Lufthansa is exploring its options with the help of Morgan Stanley (N:), but has not launched a formal sales process, sources told Reuters.
Chief Executive Carsten Spohr told a newspaper last month that the German airline was considering divesting LSG.
“We have not defined whether this (sale) would go ahead, or whether we would hold on to LSG in full,” he told the Boersen-Zeitung newspaper, adding the company would not support a sale to private equity.
A Lufthansa spokesman said the airline had no additional comment. SATS, Do&Co, Gategroup owner HNA and Morgan Stanley declined to comment.
A deal could value LSG at roughly 1 billion euros ($1.13 billion), people close to the matter said, but noted that antitrust issues might prevent some players from being able to buy all of LSG’s assets, meaning a partial sale is also possible.

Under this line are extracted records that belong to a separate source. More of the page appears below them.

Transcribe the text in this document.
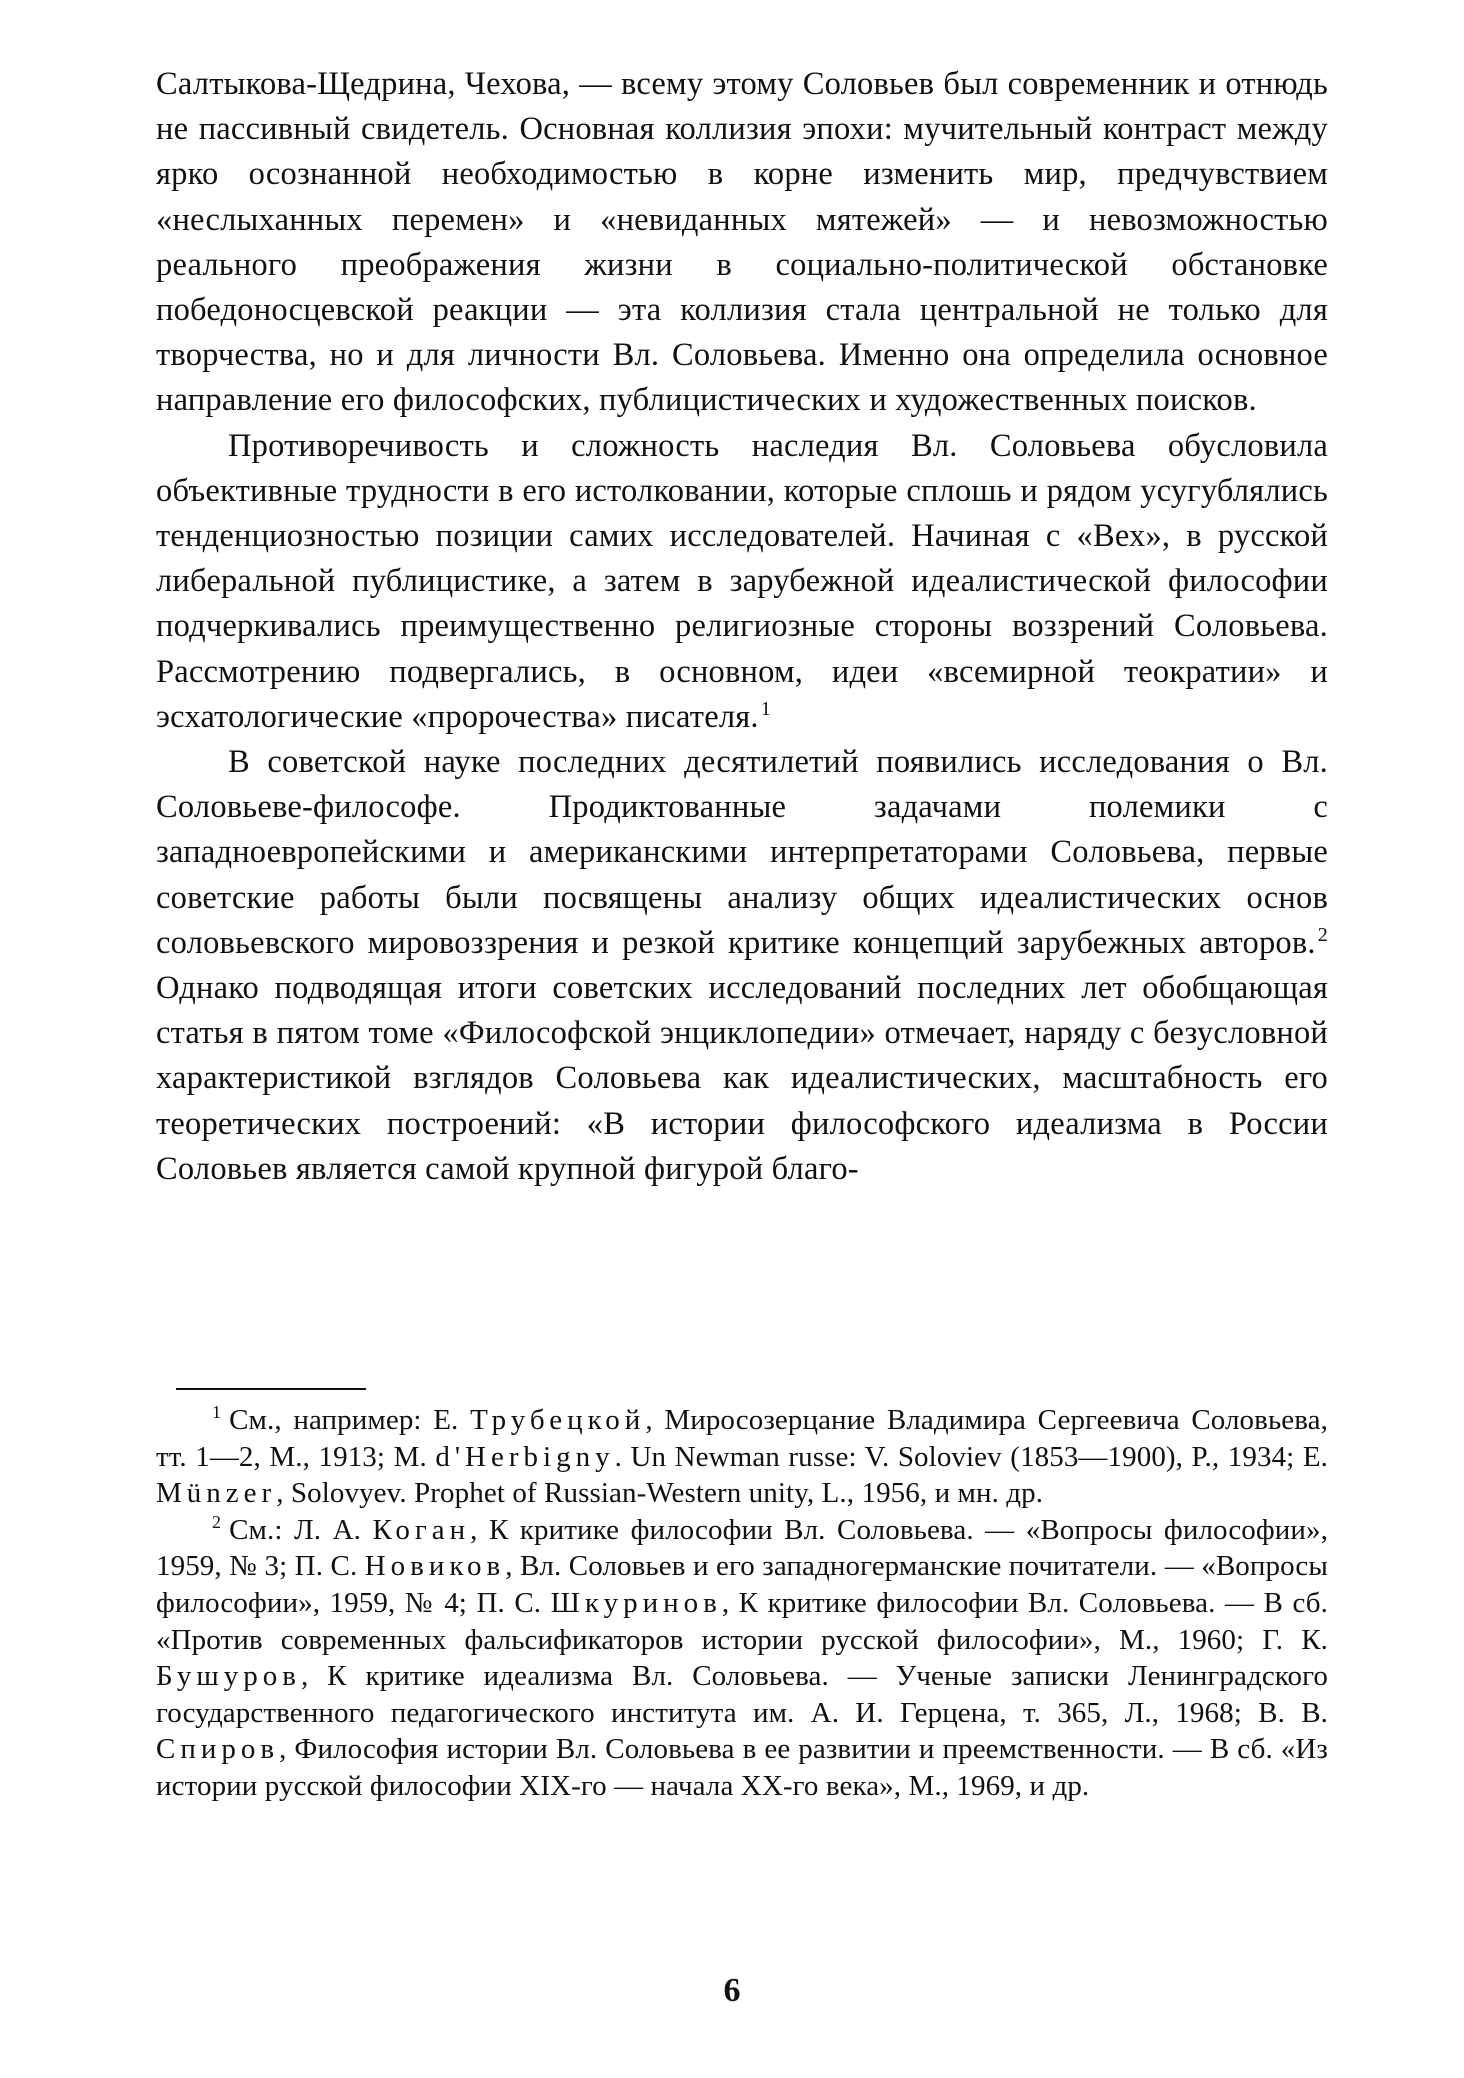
Салтыкова-Щедрина, Чехова, — всему этому Соловьев был современник и отнюдь не пассивный свидетель. Основная коллизия эпохи: мучительный контраст между ярко осознанной необходимостью в корне изменить мир, предчувствием «неслыханных перемен» и «невиданных мятежей» — и невозможностью реального преображения жизни в социально-политической обстановке победоносцевской реакции — эта коллизия стала центральной не только для творчества, но и для личности Вл. Соловьева. Именно она определила основное направление его философских, публицистических и художественных поисков.

Противоречивость и сложность наследия Вл. Соловьева обусловила объективные трудности в его истолковании, которые сплошь и рядом усугублялись тенденциозностью позиции самих исследователей. Начиная с «Вех», в русской либеральной публицистике, а затем в зарубежной идеалистической философии подчеркивались преимущественно религиозные стороны воззрений Соловьева. Рассмотрению подвергались, в основном, идеи «всемирной теократии» и эсхатологические «пророчества» писателя.$^1$

В советской науке последних десятилетий появились исследования о Вл. Соловьеве-философе. Продиктованные задачами полемики с западноевропейскими и американскими интерпретаторами Соловьева, первые советские работы были посвящены анализу общих идеалистических основ соловьевского мировоззрения и резкой критике концепций зарубежных авторов.$^2$ Однако подводящая итоги советских исследований последних лет обобщающая статья в пятом томе «Философской энциклопедии» отмечает, наряду с безусловной характеристикой взглядов Соловьева как идеалистических, масштабность его теоретических построений: «В истории философского идеализма в России Соловьев является самой крупной фигурой благо-

$^1$ См., например: Е. Трубецкой, Миросозерцание Владимира Сергеевича Соловьева, тт. 1—2, М., 1913; М. d'Herbigny. Un Newman russe: V. Soloviev (1853—1900), P., 1934; E. Münzer, Solovyev. Prophet of Russian-Western unity, L., 1956, и мн. др.

$^2$ См.: Л. А. Коган, К критике философии Вл. Соловьева. — «Вопросы философии», 1959, № 3; П. С. Новиков, Вл. Соловьев и его западногерманские почитатели. — «Вопросы философии», 1959, № 4; П. С. Шкуринов, К критике философии Вл. Соловьева. — В сб. «Против современных фальсификаторов истории русской философии», М., 1960; Г. К. Бушуров, К критике идеализма Вл. Соловьева. — Ученые записки Ленинградского государственного педагогического института им. А. И. Герцена, т. 365, Л., 1968; В. В. Спиров, Философия истории Вл. Соловьева в ее развитии и преемственности. — В сб. «Из истории русской философии XIX-го — начала XX-го века», М., 1969, и др.

6
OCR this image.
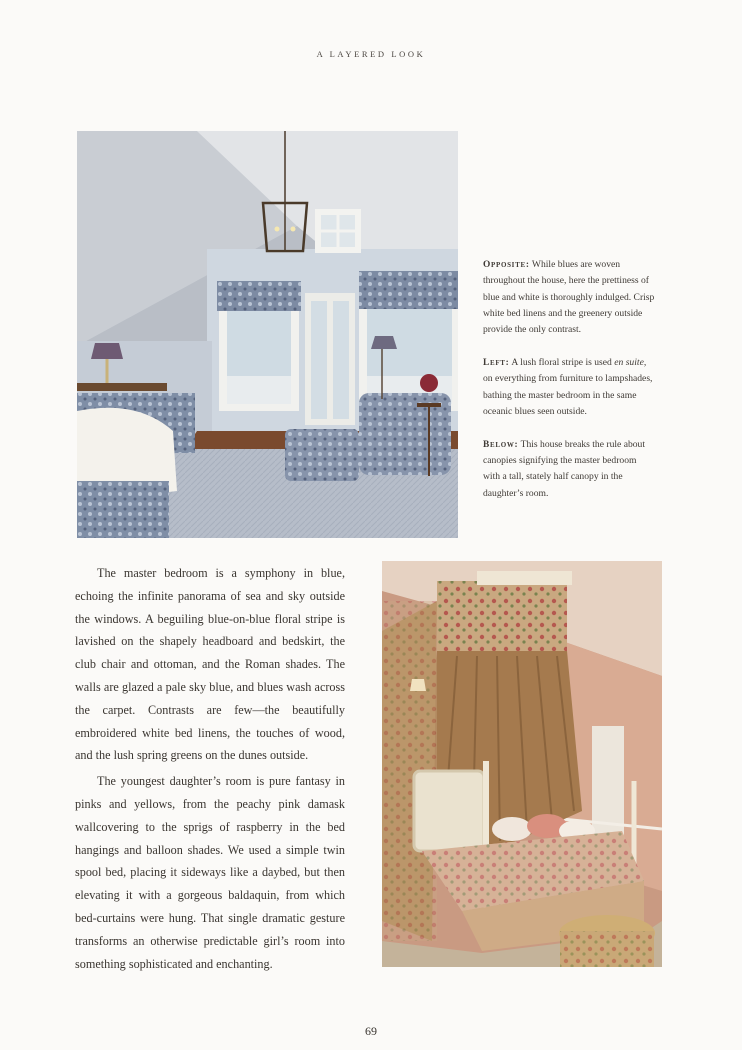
A LAYERED LOOK

Opposite: While blues are woven throughout the house, here the prettiness of blue and white is thoroughly indulged. Crisp white bed linens and the greenery outside provide the only contrast.

Left: A lush floral stripe is used en suite, on everything from furniture to lampshades, bathing the master bedroom in the same oceanic blues seen outside.

Below: This house breaks the rule about canopies signifying the master bedroom with a tall, stately half canopy in the daughter’s room.

The master bedroom is a symphony in blue, echoing the infinite panorama of sea and sky outside the windows. A beguiling blue-on-blue floral stripe is lavished on the shapely headboard and bedskirt, the club chair and ottoman, and the Roman shades. The walls are glazed a pale sky blue, and blues wash across the carpet. Contrasts are few—the beautifully embroidered white bed linens, the touches of wood, and the lush spring greens on the dunes outside.

The youngest daughter’s room is pure fantasy in pinks and yellows, from the peachy pink damask wallcovering to the sprigs of raspberry in the bed hangings and balloon shades. We used a simple twin spool bed, placing it sideways like a daybed, but then elevating it with a gorgeous baldaquin, from which bed-curtains were hung. That single dramatic gesture transforms an otherwise predictable girl’s room into something sophisticated and enchanting.

69
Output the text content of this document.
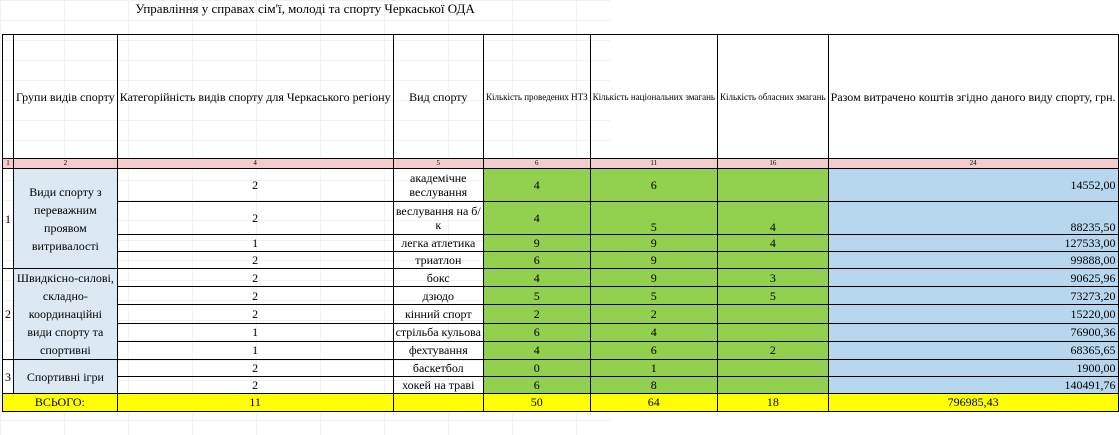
Управління у справах сім'ї, молоді та спорту Черкаської ОДА
	Групи видів спорту	Категорійність видів спорту для Черкаського регіону	Вид спорту	Кількість проведених НТЗ	Кількість національних змагань	Кількість обласних змагань	Разом витрачено коштів згідно даного виду спорту, грн.
1	2	4	5	6	11	16	24
1	Види спорту з переважним проявом витривалості	2	академічне веслування	4	6		14552,00
		2	веслування на б/к	4	5	4	88235,50
		1	легка атлетика	9	9	4	127533,00
		2	триатлон	6	9		99888,00
2	Швидкісно-силові, складно-координаційні види спорту та спортивні	2	бокс	4	9	3	90625,96
		2	дзюдо	5	5	5	73273,20
		2	кінний спорт	2	2		15220,00
		1	стрільба кульова	6	4		76900,36
		1	фехтування	4	6	2	68365,65
3	Спортивні ігри	2	баскетбол	0	1		1900,00
		2	хокей на траві	6	8		140491,76
ВСЬОГО:		11		50	64	18	796985,43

Vienna-listed Do&Co, which has a market capitalisation of 830 million euros, is too small to do a deal on its own, the sources said.
Do&Co has therefore reached out to investors who could potentially help it finance a deal, they said.
Do&Co has been catering for Lufthansa’s Austrian unit Austrian Airlines since 2007 and for its Swiss unit since mid-2018. Its other customers include Turkish Airlines and, from 2020, IAG’s (L:) British Airways and Iberia.
SATS, 41.5 percent owned by Singaporean state fund Temasek, would likely not face financing issues but a deal of this size has not figured high on Chief Executive Alex Hungate’s agenda, a person close to the matter said.
The company, spun out of Singapore Airlines in 2009, has focused on Asia and has not made large acquisitions.
Gategroup, owned by Chinese conglomerate HNA, is also a possible partner for LSG, the sources said, but added that current financial strains faced by HNA might dissuade the company from entering into a large cash deal.
After a failed listing of Gategroup earlier this year, Temasek and RRJ Capital subscribed to a five-year mandatory exchangeable bond which upon conversion will account for up to 49 percent of its share capital.
For the first nine months of the year LSG reported a 50 percent rise in adjusted earnings before interest and tax to 99 million euros.
The business is challenged by a large number of locations it serves, high staff costs and exposure to currency exchange rates, Lufthansa’s Spohr said recently.